The Sacrifice
I’m sitting here, coffee still warm, and somewhere a family is calculating which room has the fewest windows. Meanwhile, men on television discuss escalation like it’s a quarterly earnings report.
I keep telling myself it’s chess. Strategy. Long game. But chess has rules. This feels more like two men lighting matches over dry fields and calling it doctrine.
I watch the news and feel the voltage rise — the old chemical itch to write something long and incendiary. I want to name names, diagram the ego, drag the word deterrence into the alley and make it explain itself. Because if I can dissect it, maybe I don’t have to admit what it is to watch civilians become numbers. You’re not on the board until you are.
I’m sitting here, coffee still warm, and somewhere a family is calculating which room has the fewest windows. Meanwhile, men on television discuss escalation like it’s a quarterly earnings report — measured, necessary, contained. Bombs are never contained.
I get feral watching it. Not because I’ve mastered geopolitics, but because I understand gravity. Things fall. Buildings break. Seventy-year-old women don’t sprint toward safety.
My mind wants to build a manifesto tall enough to block the sky. It wants to call this what it is: domestic politics exported at gunpoint, legacy management dressed up as strength. But here’s the uglier truth — I’m furious because I’m helpless.
I can rage. I can connect dots until the page looks like a motel-room conspiracy board. None of it stops shrapnel.

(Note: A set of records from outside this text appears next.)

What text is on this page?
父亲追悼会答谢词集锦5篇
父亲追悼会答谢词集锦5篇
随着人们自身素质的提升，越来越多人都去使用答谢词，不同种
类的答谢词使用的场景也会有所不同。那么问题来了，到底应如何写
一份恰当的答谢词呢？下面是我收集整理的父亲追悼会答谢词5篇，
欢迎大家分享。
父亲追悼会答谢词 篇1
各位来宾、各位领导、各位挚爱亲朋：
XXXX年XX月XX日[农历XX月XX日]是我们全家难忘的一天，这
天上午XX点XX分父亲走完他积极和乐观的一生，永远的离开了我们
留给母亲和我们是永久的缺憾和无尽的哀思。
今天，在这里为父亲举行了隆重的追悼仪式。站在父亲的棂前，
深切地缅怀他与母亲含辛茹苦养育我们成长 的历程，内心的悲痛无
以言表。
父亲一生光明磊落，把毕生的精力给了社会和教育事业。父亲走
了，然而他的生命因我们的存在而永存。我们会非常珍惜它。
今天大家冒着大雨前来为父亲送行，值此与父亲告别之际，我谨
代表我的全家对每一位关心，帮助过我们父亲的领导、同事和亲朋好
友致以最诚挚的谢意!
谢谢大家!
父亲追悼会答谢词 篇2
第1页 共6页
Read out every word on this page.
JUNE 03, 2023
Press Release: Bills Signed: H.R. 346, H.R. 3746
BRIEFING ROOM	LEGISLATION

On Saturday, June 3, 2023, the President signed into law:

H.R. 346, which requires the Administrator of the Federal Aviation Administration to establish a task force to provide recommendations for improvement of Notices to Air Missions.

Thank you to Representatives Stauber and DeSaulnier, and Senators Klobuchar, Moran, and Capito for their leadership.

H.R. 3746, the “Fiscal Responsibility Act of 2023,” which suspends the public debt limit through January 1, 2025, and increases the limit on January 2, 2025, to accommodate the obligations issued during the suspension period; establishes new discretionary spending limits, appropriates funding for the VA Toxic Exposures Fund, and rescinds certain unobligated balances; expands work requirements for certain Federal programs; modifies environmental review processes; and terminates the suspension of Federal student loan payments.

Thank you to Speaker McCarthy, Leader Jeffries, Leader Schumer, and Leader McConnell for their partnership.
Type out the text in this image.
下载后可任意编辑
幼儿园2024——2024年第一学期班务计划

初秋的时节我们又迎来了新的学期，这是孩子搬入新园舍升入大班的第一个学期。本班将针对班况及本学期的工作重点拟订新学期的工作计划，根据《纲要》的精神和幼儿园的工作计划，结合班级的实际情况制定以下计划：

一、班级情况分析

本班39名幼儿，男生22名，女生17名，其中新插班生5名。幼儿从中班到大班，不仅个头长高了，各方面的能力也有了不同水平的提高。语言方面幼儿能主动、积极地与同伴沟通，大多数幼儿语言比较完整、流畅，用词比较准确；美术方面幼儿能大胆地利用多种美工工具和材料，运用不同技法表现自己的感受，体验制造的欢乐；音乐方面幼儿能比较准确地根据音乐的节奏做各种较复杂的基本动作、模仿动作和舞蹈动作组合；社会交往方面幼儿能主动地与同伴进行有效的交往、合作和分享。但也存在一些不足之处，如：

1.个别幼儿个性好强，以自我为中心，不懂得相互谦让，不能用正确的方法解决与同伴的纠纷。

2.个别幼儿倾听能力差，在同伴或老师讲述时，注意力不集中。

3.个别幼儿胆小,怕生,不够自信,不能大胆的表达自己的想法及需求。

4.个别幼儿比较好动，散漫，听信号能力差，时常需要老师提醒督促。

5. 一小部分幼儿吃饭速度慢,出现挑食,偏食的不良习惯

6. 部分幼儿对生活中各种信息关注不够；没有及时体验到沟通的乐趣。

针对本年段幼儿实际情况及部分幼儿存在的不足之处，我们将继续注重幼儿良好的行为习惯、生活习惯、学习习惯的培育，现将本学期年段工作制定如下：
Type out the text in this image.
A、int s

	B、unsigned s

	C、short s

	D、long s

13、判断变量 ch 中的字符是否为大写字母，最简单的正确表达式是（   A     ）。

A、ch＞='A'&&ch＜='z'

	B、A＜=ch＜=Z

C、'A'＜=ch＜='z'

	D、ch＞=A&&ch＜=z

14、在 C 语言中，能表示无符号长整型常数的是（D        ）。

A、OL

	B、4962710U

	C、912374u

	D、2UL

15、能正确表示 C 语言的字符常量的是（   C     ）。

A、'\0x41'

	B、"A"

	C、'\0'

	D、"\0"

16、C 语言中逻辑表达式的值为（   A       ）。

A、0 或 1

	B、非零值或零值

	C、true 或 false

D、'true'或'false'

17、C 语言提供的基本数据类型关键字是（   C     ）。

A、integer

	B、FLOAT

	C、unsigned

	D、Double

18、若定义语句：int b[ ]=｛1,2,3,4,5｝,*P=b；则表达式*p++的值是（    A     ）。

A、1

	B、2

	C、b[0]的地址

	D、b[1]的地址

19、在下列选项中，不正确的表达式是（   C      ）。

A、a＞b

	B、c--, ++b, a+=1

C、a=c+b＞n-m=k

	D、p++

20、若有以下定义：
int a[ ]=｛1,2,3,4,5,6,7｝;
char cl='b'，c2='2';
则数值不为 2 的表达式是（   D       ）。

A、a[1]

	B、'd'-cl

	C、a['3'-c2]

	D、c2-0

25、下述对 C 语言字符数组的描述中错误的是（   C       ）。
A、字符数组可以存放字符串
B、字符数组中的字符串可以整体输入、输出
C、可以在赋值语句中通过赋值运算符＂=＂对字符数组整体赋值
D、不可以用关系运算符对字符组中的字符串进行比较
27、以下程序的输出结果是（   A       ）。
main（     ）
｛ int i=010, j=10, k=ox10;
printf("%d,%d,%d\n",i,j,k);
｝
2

That’s what collateral damage feels like from a distance. You’re not bleeding, but your nervous system is. You absorb shock without impact. You carry the static. Tomorrow the language will smooth itself out. “Response” will replace “retaliation.” Casualties will become figures. The tone will steady. We’ll be told this is leadership.
It feels like theater.
And the civilians — always the civilians — are the stage.